Dr. Ramirez points out that, in contrast to a traditional blepharoplasty technique, his treatment approach avoids cutting the orbicularis oculi muscle in order to avoid denervation of the lower eyelid and associated complications.

"Although it is controversial among surgeons, I have shown through a number of published studies and presentations that transsection of the muscle denervates the pretarsal portion of the lower orbicularis," he says. "Therefore, I camouflage any tear trough deformity with a vertical SOOF lift and treat the lower eyelid itself with removal of skin and orbicularis suspension/plication only. In avoiding muscle excision, I have been successful in nearly eliminating all of the complications that are often associated with lower eyelid blepharoplasty, including scleral show, ectropion and even corneal damage that can lead to blindness."
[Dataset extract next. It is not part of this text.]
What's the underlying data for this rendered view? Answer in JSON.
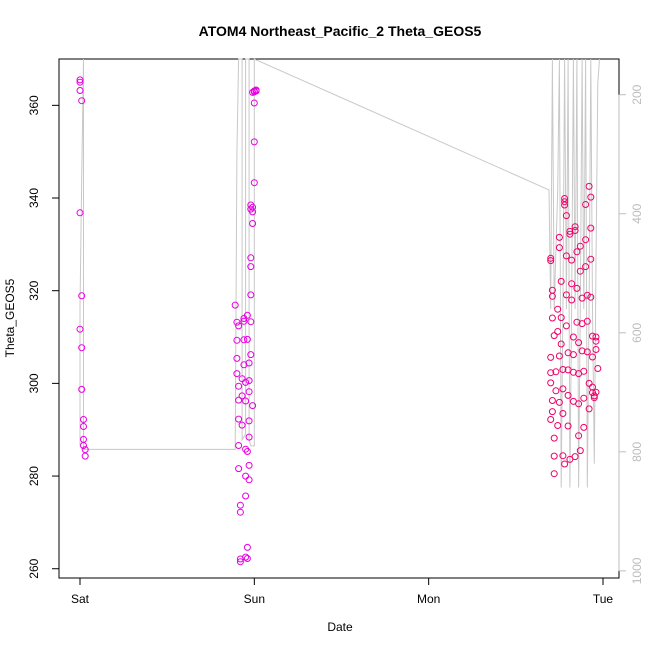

Similarly, when performing a facelift for patients who want full-face rejuvenation in addition to treatment for bulging lower eyelids, his technique is also designed to avoid denervation of the lower eyelid. The facelift is divided into two components--the central oval of the face is approached in the subperiosteal plane, while lifting of the lower face and neck is achieved working in the subcutaneous layer.

"The mimetic muscles of the face and the facial nerves lie in the intermediate layer, and facelifts done in that tissue plane also carry a risk for denervation of the lower eyelid and other muscles of the face," Dr. Ramirez says.